Etant rappelé que le diéthylstilbestrol a été commercialisé sous le nom de spécialité Distilbène® par la société UCB Pharma et sous le nom de Stilboestrol Borne® par la société Novartis aux droits de laquelle vient la société GSK (Haleon), la société Haleon fait valoir que Mme [D] rapporte la preuve de son exposition au Distilbène® par des éléments qui permettent d'exclure le Stilboestrol Borne®, ce qui suffit à la mettre hors de cause. Elle fait valoir la précision du courrier du père de Mme [D] -" Distilbène (DES) " - et son caractère décorrélé de toute instance judiciaire, le dossier médical qui vise l'exposition au Distilbène à une époque éloignée de toute visée judiciaire, et la très grande disproportion des parts de marché respectives des parties sur le marché du DES, qui rend encore plus improbable une prise de Stilboestrol Borne® jamais évoquée, ni par la demanderesse, ni par le dossier médical.
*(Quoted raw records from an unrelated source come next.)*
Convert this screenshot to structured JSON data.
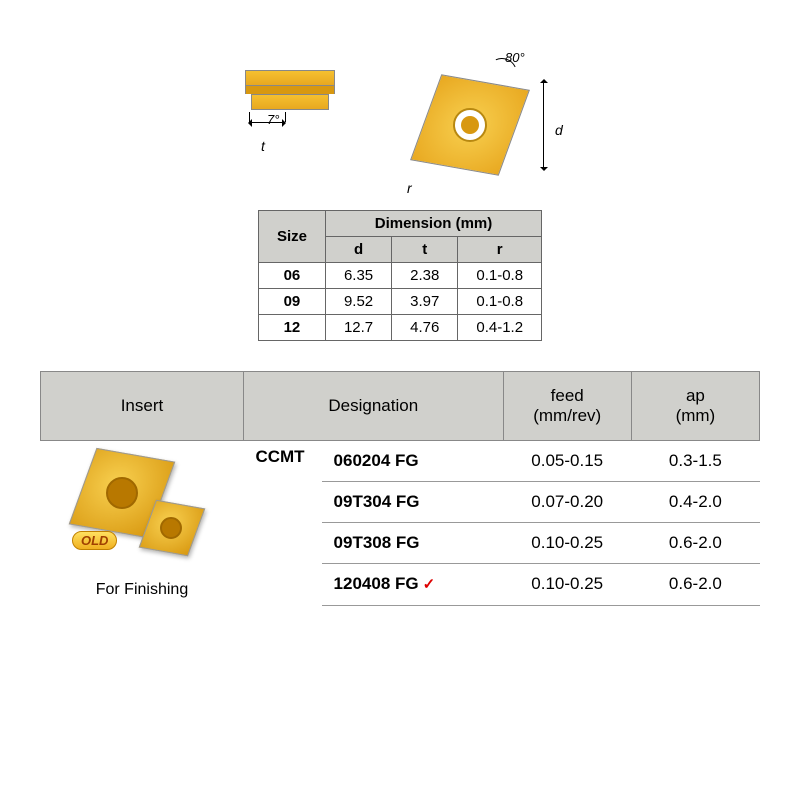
{
  "diagram": {
    "angle_relief": "7°",
    "angle_nose": "80°",
    "dim_t": "t",
    "dim_d": "d",
    "dim_r": "r"
  },
  "dimension_table": {
    "header_size": "Size",
    "header_dimension": "Dimension (mm)",
    "col_d": "d",
    "col_t": "t",
    "col_r": "r",
    "rows": [
      {
        "size": "06",
        "d": "6.35",
        "t": "2.38",
        "r": "0.1-0.8"
      },
      {
        "size": "09",
        "d": "9.52",
        "t": "3.97",
        "r": "0.1-0.8"
      },
      {
        "size": "12",
        "d": "12.7",
        "t": "4.76",
        "r": "0.4-1.2"
      }
    ]
  },
  "main_table": {
    "header_insert": "Insert",
    "header_designation": "Designation",
    "header_feed": "feed\n(mm/rev)",
    "header_ap": "ap\n(mm)",
    "ccmt": "CCMT",
    "old_badge": "OLD",
    "finishing": "For Finishing",
    "rows": [
      {
        "desig": "060204 FG",
        "feed": "0.05-0.15",
        "ap": "0.3-1.5",
        "check": false
      },
      {
        "desig": "09T304 FG",
        "feed": "0.07-0.20",
        "ap": "0.4-2.0",
        "check": false
      },
      {
        "desig": "09T308 FG",
        "feed": "0.10-0.25",
        "ap": "0.6-2.0",
        "check": false
      },
      {
        "desig": "120408 FG",
        "feed": "0.10-0.25",
        "ap": "0.6-2.0",
        "check": true
      }
    ]
  }
}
Elle ajoute que Mme [D] ne présente pas de pathologies permettant à elles-seules d'induire une exposition à la molécule DES.

La société UCB Pharma soutient que Mme [D] ne rapporte ni la preuve d'une exposition in utero au DES, ni la preuve d'une exposition au Distilbène®. Elle considère que le mode de preuve, par voie de présomptions graves, précises et concordantes, est inadapté, d'une part, en ce que le secret médical l'empêche d'exiger la production du dossier médical de la plaignante et avec elle les éléments nécessaires lui permettant d'apporter la preuve de l'absence de prescription de son produit, d'autre part, en ce que le vocable " distilbène " est employé comme synonyme de la molécule DES, voire d'autres molécules, ce qui est source de confusion à son détriment. Elle ajoute qu'en toute hypothèse de simples allégations ne peuvent être qualifiées de présomptions et conteste la valeur probante de la lettre du père de Mme [D], des pièces de son dossier médical et de l'argument des parts de marché de GSK, étant donné que les deux produits fabriqués à base de diéthylstilbestrol coexistaient en 1965-1966. Enfin, elle soutient que les propos des experts judiciaires sont dépourvus de pertinence dès lors que ce point relève d'une appréciation juridique et qu'ils ont ainsi outrepassé leur compétence.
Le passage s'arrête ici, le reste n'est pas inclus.